Für rund 380 verschiedene Berufe finden sich Nachweise – ein wertvolles Zeugnis für die Vielfalt des Handwerks in Nürnberg und seinen Wandel über die Jahrhunderte. Eine Vorstellung von den verschiedenen Produktionsmethoden liefern 470 verschiedene Arbeitsgeräte oder fast 300 im Bild festgehaltene Erzeugnisse.

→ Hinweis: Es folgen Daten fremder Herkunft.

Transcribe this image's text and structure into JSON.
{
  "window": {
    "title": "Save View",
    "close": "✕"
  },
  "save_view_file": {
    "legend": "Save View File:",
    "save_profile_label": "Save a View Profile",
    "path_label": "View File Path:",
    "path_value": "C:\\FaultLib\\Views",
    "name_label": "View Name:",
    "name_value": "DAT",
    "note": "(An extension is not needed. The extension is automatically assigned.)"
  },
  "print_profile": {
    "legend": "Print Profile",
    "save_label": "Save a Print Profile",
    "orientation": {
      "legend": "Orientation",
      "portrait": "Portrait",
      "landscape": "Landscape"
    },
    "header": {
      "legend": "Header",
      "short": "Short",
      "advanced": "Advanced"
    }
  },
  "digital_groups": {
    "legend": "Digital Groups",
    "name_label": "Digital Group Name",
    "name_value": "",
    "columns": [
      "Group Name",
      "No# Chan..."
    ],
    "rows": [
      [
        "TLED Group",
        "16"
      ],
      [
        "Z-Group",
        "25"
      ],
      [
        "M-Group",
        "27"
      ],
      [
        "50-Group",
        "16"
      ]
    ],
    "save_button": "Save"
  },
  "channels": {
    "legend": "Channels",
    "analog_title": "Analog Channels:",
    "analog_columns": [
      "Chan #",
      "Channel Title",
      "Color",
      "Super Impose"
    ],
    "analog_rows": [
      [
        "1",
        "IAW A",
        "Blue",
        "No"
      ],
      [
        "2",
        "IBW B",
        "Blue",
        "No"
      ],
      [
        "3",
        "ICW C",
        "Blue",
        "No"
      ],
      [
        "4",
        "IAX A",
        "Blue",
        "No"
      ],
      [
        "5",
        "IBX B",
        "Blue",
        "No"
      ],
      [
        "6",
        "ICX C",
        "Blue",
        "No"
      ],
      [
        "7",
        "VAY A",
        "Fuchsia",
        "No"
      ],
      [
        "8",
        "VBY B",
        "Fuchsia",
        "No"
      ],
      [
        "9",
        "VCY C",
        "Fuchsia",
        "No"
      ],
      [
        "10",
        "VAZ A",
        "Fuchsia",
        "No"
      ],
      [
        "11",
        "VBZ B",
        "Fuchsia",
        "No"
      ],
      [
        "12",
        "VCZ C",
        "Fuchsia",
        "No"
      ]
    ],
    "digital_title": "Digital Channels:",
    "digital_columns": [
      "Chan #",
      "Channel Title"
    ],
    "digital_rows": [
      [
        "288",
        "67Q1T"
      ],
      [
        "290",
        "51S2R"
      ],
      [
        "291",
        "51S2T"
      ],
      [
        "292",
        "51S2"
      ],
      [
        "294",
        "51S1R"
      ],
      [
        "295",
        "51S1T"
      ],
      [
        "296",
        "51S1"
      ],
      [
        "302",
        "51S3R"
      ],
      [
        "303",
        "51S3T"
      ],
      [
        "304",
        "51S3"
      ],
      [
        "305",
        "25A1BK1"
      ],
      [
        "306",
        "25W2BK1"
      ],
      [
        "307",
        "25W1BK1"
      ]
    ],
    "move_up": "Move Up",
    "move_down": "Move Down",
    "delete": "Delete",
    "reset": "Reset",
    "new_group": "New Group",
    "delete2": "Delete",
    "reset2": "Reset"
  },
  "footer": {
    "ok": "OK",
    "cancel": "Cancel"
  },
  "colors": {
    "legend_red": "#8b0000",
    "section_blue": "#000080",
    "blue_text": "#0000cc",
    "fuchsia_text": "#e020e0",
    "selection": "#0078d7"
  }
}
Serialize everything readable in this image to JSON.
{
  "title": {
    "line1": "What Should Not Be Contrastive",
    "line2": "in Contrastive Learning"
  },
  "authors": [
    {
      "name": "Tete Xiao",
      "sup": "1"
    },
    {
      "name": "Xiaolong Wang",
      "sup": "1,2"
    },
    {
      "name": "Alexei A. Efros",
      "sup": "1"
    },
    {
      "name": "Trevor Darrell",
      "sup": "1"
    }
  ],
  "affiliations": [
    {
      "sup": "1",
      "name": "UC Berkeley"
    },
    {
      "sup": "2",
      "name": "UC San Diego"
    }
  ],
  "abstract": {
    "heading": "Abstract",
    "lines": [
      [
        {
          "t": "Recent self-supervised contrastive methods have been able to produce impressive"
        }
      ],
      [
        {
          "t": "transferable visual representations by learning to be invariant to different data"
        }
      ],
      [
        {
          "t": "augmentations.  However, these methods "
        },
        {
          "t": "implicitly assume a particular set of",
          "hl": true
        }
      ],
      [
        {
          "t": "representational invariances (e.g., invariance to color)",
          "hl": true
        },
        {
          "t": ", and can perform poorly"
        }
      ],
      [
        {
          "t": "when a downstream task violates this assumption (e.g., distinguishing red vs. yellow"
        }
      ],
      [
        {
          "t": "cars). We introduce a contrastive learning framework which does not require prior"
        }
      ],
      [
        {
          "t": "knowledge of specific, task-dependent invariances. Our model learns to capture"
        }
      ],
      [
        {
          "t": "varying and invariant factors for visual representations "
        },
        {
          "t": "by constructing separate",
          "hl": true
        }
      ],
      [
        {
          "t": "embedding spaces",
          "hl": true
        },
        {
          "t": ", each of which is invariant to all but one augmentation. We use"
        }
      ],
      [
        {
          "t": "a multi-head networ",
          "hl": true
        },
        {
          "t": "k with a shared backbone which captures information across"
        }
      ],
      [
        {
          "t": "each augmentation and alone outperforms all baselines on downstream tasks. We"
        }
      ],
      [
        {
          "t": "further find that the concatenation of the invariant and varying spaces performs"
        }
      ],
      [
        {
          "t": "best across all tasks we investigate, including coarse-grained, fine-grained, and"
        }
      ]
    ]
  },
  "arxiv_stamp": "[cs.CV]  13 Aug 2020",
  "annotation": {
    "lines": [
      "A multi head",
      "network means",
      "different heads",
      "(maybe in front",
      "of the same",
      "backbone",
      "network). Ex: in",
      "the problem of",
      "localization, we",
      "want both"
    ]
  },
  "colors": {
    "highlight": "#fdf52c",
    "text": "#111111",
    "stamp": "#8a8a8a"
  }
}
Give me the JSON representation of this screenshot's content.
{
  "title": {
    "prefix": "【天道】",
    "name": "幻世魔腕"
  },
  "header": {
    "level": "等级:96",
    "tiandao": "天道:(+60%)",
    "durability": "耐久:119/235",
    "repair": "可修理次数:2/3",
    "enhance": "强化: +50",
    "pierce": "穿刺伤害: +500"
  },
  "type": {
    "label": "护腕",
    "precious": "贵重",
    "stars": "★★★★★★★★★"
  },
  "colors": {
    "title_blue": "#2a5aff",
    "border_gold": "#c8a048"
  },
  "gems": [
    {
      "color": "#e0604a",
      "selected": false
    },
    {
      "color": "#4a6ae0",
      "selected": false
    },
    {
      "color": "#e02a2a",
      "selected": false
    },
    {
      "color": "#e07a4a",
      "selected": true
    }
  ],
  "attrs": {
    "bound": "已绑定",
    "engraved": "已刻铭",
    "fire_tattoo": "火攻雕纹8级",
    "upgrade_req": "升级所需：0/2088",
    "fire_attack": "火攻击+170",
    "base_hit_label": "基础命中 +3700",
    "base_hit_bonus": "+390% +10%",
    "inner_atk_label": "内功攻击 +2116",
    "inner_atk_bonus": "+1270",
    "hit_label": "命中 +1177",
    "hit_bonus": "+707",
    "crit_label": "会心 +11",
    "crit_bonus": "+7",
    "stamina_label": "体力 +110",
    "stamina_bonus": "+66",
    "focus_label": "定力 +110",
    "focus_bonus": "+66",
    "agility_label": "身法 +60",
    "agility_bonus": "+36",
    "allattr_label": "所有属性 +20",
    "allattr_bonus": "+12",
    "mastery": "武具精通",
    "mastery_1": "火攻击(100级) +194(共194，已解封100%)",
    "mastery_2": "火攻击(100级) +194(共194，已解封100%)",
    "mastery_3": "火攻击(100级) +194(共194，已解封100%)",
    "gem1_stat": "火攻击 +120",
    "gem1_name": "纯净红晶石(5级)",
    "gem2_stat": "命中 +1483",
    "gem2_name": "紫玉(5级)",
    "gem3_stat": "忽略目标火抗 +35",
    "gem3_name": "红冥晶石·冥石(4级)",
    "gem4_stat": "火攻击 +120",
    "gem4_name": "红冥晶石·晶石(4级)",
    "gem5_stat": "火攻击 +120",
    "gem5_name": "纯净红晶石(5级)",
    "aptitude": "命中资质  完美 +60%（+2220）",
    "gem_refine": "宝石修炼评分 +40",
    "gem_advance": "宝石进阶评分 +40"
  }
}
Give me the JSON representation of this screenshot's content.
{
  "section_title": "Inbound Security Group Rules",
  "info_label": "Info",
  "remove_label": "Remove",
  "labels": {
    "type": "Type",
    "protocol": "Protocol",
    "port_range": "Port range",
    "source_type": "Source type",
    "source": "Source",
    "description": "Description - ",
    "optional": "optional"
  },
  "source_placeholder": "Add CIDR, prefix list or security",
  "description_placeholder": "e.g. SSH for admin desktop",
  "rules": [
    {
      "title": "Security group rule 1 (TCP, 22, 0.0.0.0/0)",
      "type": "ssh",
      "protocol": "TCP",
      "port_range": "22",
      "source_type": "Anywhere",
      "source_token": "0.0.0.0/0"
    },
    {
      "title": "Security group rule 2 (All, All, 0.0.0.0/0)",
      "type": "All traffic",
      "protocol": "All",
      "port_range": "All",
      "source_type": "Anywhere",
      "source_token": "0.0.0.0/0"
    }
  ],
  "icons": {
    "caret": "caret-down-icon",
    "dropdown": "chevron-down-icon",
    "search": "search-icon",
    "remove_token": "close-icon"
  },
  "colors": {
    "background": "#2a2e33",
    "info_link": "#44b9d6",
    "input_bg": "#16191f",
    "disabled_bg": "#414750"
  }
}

Wer sich ein detailliertes Bild vom Handwerk im Mittelalter oder in der frühen Neuzeit machen will, wird in Zukunft an einer Recherche in dieser Datenbank kaum vorbeikommen. Aber auch wer an menschlichen Schicksalen in der Vergangenheit interessiert ist, kommt auf dieser Internetseite auf seine Kosten. Da liest man zum Beispiel von dem Rotschmied Jakob Krafft, der 1628 im Alter von 70 Jahren aufgenommen wurde, das Stiftshaus aber verließ, um zu heiraten. Als er es sich anders überlegte und in das Stift zurückkehren wollte, wurde er nicht mehr aufgenommen und starb bald darauf „mit Hunger“, denn es war laut Satzung nicht gestattet, an ausgeschiedene Brüder weiterhin Almosen zu geben. Andererseits wurden Brüder weiter vom Stift versorgt, wenn sie krank waren und ins Spital mußten. Nicht nur über die Insassen, auch über das Personal wurde Buch geführt. So erfährt man allerlei Wissenswertes über die Köchinnen. Einige hielten es im Armenhaus lange aus, bis zu 28 Jahre wie Anna Mulmer. Sie starb 1582 und wurde 82 Jahre alt. Andere wurden wegen Untreue und Naschsucht entlassen. Die Hausbücher zeichnen ein buntes Bild des Lebens vor 400 Jahren. Eine Fundgrube nicht nur für Historiker.          Silke Osman

Foto: Bierwirt Wolff Dietz: Auch seine persönlichen Daten wurden akribisch festgehalten.